The main concept is that you define all of your subscriptions in the
config.json
file and point your podcast client at theindex.php
endpoint. It will fetch all the remote sources and stitch them into a single feed. Maybe not super useful but it met a need I had a couple years ago and I’ve used it ever since. The new version will have more features geared toward performance and managing a higher volume of content sources.Has anyone heard of using RSS to push content to client websites? As in, the RSS feed content is displayed on the site as if it were a native element of the site. A teladoc-style "healthcare" company tried to convince me that this is totally normal.
I wouldn't say it's particularly widespread, but that's certainly something RSS is intended for. It's considered a syndication format, and that's basically what syndication is: https://en.wikipedia.org/wiki/Web_syndication
Where would the feed originate? It's not out of the ordinary to have a "headless" site wrapping content from a CMS like WordPress, and there's no real reason RSS couldn't be the middleware.
The feed was to come from the healthcare company's site. They said it was for regulatory compliance reasons, to ensure that the information displayed was current. Their idea was to have a page that showed the feed, which they would update as necessary.

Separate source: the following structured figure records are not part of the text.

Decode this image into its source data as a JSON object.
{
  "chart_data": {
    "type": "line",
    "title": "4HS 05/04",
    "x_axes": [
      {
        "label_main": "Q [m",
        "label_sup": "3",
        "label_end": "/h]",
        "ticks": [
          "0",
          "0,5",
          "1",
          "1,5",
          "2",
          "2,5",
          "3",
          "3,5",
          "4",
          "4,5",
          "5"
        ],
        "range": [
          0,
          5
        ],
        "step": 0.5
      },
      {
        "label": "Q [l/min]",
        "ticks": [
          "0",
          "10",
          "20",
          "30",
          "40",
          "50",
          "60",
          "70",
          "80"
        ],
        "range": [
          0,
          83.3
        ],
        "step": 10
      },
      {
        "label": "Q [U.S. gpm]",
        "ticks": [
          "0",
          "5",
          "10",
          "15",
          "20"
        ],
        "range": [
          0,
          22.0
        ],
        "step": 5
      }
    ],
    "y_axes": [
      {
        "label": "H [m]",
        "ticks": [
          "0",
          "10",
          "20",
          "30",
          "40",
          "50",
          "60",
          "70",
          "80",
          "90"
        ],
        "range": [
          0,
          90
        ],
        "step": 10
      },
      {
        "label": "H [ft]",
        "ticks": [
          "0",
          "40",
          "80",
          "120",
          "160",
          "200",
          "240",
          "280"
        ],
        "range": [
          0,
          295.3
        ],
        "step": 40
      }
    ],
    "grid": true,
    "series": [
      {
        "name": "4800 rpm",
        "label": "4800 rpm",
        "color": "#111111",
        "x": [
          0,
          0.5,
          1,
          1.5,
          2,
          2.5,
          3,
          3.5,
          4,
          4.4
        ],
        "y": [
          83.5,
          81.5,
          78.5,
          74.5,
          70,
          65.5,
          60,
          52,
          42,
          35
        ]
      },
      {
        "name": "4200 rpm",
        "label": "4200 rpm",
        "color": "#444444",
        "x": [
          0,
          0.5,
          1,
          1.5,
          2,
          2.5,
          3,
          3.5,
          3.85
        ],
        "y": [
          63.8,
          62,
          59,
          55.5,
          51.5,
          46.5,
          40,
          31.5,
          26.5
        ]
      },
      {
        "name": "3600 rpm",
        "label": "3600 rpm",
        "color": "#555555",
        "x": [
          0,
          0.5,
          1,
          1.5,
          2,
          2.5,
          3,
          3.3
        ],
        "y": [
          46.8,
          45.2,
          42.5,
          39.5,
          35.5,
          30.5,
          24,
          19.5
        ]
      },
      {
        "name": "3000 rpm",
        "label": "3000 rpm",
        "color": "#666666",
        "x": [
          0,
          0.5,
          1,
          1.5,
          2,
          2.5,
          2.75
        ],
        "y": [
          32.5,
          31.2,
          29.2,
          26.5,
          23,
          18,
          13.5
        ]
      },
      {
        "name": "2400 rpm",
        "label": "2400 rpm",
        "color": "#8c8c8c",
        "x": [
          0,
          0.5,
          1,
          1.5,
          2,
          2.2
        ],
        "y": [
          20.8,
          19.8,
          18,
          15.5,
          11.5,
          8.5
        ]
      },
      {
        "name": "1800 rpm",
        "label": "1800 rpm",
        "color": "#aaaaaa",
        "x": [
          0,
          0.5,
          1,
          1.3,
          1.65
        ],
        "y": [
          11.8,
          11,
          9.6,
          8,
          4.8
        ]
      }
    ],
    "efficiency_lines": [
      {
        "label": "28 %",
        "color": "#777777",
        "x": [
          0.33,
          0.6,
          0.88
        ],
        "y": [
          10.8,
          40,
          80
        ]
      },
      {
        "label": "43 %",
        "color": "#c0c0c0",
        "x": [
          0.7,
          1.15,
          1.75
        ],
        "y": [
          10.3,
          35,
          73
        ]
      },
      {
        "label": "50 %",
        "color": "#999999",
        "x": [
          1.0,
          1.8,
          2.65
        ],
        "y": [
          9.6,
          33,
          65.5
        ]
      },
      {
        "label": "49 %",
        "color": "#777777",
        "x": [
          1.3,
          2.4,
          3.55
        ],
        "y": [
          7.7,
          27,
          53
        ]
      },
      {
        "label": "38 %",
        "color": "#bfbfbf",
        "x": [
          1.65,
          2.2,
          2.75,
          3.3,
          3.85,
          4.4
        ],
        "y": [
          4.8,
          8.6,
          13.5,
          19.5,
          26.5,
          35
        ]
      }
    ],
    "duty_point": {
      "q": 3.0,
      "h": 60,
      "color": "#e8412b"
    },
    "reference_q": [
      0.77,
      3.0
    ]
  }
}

As I was unfamiliar with using RSS in that matter, combined with the red flags around their own websites (including mismatched certificates), I backed away from them. Perhaps the RSS thing was legit, but the rest of their outfit didn't strike me that way.

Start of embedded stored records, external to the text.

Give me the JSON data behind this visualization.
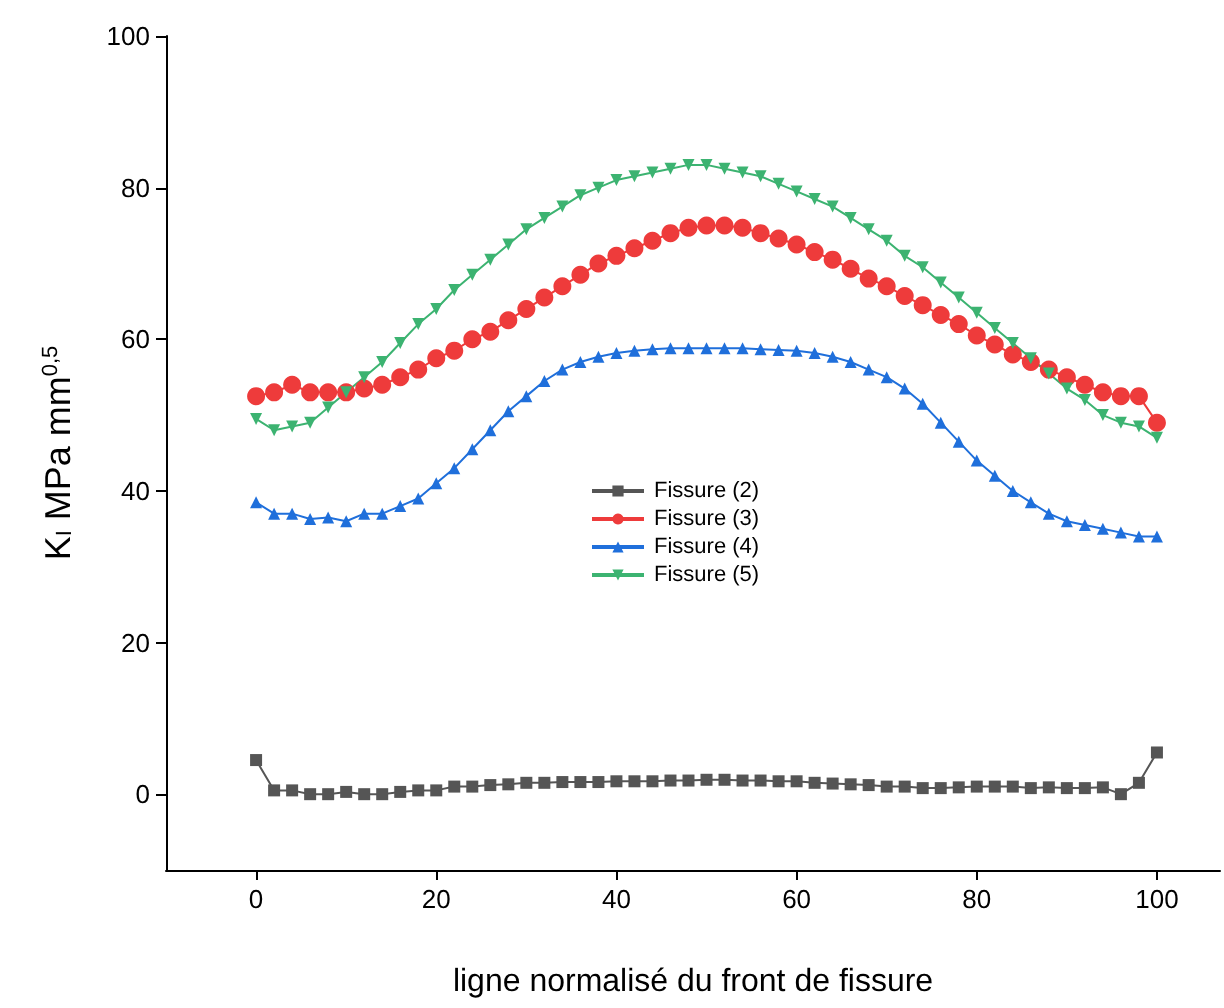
{
  "chart_data": {
    "type": "line",
    "xlabel": "ligne normalisé du front de fissure",
    "ylabel": "K$_{I}$ MPa mm$^{0,5}$",
    "x": [
      0,
      2,
      4,
      6,
      8,
      10,
      12,
      14,
      16,
      18,
      20,
      22,
      24,
      26,
      28,
      30,
      32,
      34,
      36,
      38,
      40,
      42,
      44,
      46,
      48,
      50,
      52,
      54,
      56,
      58,
      60,
      62,
      64,
      66,
      68,
      70,
      72,
      74,
      76,
      78,
      80,
      82,
      84,
      86,
      88,
      90,
      92,
      94,
      96,
      98,
      100
    ],
    "xlim": [
      -10,
      107
    ],
    "xticks": [
      0,
      20,
      40,
      60,
      80,
      100
    ],
    "ylim": [
      -10,
      100
    ],
    "yticks": [
      0,
      20,
      40,
      60,
      80,
      100
    ],
    "grid": false,
    "legend": "center",
    "series": [
      {
        "name": "Fissure (2)",
        "color": "#555555",
        "marker": "square",
        "values": [
          4.5,
          0.5,
          0.5,
          0,
          0,
          0.3,
          0,
          0,
          0.3,
          0.5,
          0.5,
          1,
          1,
          1.2,
          1.3,
          1.5,
          1.5,
          1.6,
          1.6,
          1.6,
          1.7,
          1.7,
          1.7,
          1.8,
          1.8,
          1.9,
          1.9,
          1.8,
          1.8,
          1.7,
          1.7,
          1.5,
          1.4,
          1.3,
          1.2,
          1.0,
          1.0,
          0.8,
          0.8,
          0.9,
          1.0,
          1.0,
          1.0,
          0.8,
          0.9,
          0.8,
          0.8,
          0.9,
          0,
          1.5,
          5.5
        ]
      },
      {
        "name": "Fissure (3)",
        "color": "#ee3b3b",
        "marker": "circle",
        "values": [
          52.5,
          53,
          54,
          53,
          53,
          53,
          53.5,
          54,
          55,
          56,
          57.5,
          58.5,
          60,
          61,
          62.5,
          64,
          65.5,
          67,
          68.5,
          70,
          71,
          72,
          73,
          74,
          74.7,
          75,
          75,
          74.7,
          74,
          73.3,
          72.5,
          71.5,
          70.5,
          69.3,
          68,
          67,
          65.7,
          64.5,
          63.2,
          62,
          60.5,
          59.3,
          58,
          57,
          56,
          55,
          54,
          53,
          52.5,
          52.5,
          49
        ]
      },
      {
        "name": "Fissure (4)",
        "color": "#1f6fdb",
        "marker": "triangle",
        "values": [
          38.5,
          37,
          37,
          36.3,
          36.5,
          36,
          37,
          37,
          38,
          39,
          41,
          43,
          45.5,
          48,
          50.5,
          52.5,
          54.5,
          56,
          57,
          57.7,
          58.2,
          58.5,
          58.7,
          58.8,
          58.8,
          58.8,
          58.8,
          58.8,
          58.7,
          58.6,
          58.5,
          58.2,
          57.7,
          57,
          56,
          55,
          53.5,
          51.5,
          49,
          46.5,
          44,
          42,
          40,
          38.5,
          37,
          36,
          35.5,
          35,
          34.5,
          34,
          34
        ]
      },
      {
        "name": "Fissure (5)",
        "color": "#3cb371",
        "marker": "triangle-down",
        "values": [
          49.5,
          48,
          48.5,
          49,
          51,
          53,
          55,
          57,
          59.5,
          62,
          64,
          66.5,
          68.5,
          70.5,
          72.5,
          74.5,
          76,
          77.5,
          79,
          80,
          81,
          81.5,
          82,
          82.5,
          83,
          83,
          82.5,
          82,
          81.5,
          80.5,
          79.5,
          78.5,
          77.5,
          76,
          74.5,
          73,
          71,
          69.5,
          67.5,
          65.5,
          63.5,
          61.5,
          59.5,
          57.5,
          55.5,
          53.5,
          52,
          50,
          49,
          48.5,
          47
        ]
      }
    ]
  }
}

Thanks all for teaching me.
Sure, you may have been right regarding the certificate issue, that can often be a good indicator that other things are amiss. But yeah, I think that's a valid (and even interesting) use of RSS, on its own merits.
It's a bit unusual, given that those publishing RSS feeds are usually heavily incentivized to bring users back to the original source rather than staying on the RSS reader/client side.
I don't see any technical reason it shouldn't be done though, and all things considered I'd probably rather pull an RSS feed and apply some CSS to make it look native, than jump through hoops to implement some bespoke API or scraper to get the same information.
I've gone back to using rss as well. I grew tired of my social media feed (Twitter is still kinda ok, I follow news accounts).
Currently using feedbin. That's the only good one with the ability to fetch full articles I've found so far. If you know alternatives please let me know.